As the second-most densely populated city in Ontario, Ottawa has a history of being the big city with a small-town feel. It’s this very reputation that draws young professionals, established families, and retirees to the Ottawa real estate market – a trend that the global pandemic has not been able to slow down (in fact, it’s only exacerbated activity).

Despite current world events, the real estate market in Ottawa, and across the province, is red hot with demand on the rise and inventory being low, leading to a seller’s market, with houses on the market for a fleeting period before being snatched up by buyers. With quick sales and skyrocketing prices in the Ottawa area, many prospective homebuyers are being pushed out of the market.

The Canadian Real Estate Association (CREA) projects the average home price in Canada to increase by 9.1% in 2021, meaning the time is now for those across the country looking to buy. For buyers seeking housing below the national average, the home prices in the Ottawa area are 10.7% lower, leading many people to stray away from the Greater Toronto Area (GTA) in favour of the nation’s capital.

The effects of COVID-19 have impacted the Ottawa real estate market significantly; namely, students and professionals working remotely. This has led many families to realize the need for more space, and therefore seek out areas like Ottawa due to the vast rural landscape surrounding the city centre.
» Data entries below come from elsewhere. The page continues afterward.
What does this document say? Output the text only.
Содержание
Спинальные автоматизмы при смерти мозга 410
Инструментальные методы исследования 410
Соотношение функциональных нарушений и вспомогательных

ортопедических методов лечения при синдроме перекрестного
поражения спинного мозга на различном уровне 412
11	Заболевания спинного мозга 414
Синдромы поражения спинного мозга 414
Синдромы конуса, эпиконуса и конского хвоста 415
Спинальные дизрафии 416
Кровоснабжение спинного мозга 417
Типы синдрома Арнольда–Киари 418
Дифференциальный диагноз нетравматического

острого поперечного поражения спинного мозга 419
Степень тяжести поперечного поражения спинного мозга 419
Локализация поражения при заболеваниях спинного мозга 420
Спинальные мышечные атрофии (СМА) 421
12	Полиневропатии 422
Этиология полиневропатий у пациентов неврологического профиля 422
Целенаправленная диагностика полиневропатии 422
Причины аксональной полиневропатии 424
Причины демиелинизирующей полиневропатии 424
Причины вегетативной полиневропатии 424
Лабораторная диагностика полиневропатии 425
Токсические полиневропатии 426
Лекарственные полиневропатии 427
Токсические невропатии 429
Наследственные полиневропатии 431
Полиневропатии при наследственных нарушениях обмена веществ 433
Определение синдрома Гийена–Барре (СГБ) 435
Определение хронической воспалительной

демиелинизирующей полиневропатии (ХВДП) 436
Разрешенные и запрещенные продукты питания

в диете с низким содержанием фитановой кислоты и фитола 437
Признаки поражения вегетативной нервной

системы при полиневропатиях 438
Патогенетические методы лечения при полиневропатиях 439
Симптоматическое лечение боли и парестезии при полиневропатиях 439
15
The Appeal of Canada’s Capital

On paper, Ottawa is a heavily populated area (it is the second-largest city in Ontario) with more than 1 million residents, but the city is not as densely populated as others in the GTA or the Hamilton area. In 2016, Ottawa was ranked as the number 1 city to live in Canada by MoneySense Magazine. This is due to Ottawa being the hub of the public sector for jobs and diverse in terms of private sector opportunities, leading to high earning potential for residents. Coupled with moderately priced homes, Ottawa is favoured by many homebuyers over other big cities in the country, such as Toronto or Vancouver.

Pent-up Demand is Driving Ottawa’s Red Hot Real Estate Market

Over the course of the last 12 months, the Ottawa real estate market has surged in pricing and dwindled in supply. Ottawa Real Estate Board president Debra Wright says, “Even though our inventory is significantly lower than 2020 – a combined 46% decrease in housing stock for residential and condos – we witnessed a record number of sales in February 2021. How is that possible? Simply put, properties that come onto the market are selling very quickly.” The low stock has led to many homes being taken in a bidding war and being sold for much higher than the originally listed price.

This past February saw an impressive 1,390 residential properties sold across Ottawa, an increase of 23% over February 2020, and 26% higher than the previous five-year average. Not only are a record number of homes being sold each month, but the turn-around time from listing is steeply decreasing. Wright attributes the quick turnaround time to low supply. “With less than a month’s supply in both categories, residential homes, in particular, are experiencing the quickest turnarounds. This is evidenced in the sharp decline of days on market (DOM) from 30 days in February 2020 to 14 days last month.” On the contrary, days on market for condominiums has increased over the same period from 19 days to 22 days. This is attributed to the pandemic and people’s desire for more space as they work from home.

What is on the Horizon for the Ottawa Real Estate Market?

As the year progresses, it is projected that housing prices in Ottawa will continue to climb into the spring and summer of 2021. With Ottawa being home to many public servants, the median household income being more than $100,000 per year, and below national-average housing costs, residents are capable of adjusting to the price inflation in the real estate market.

The current low interest rate, in conjunction with an above national-average household income, indicates that many prospective buyers will be able to afford the home of their dreams – even with the steep increases in price over the last year.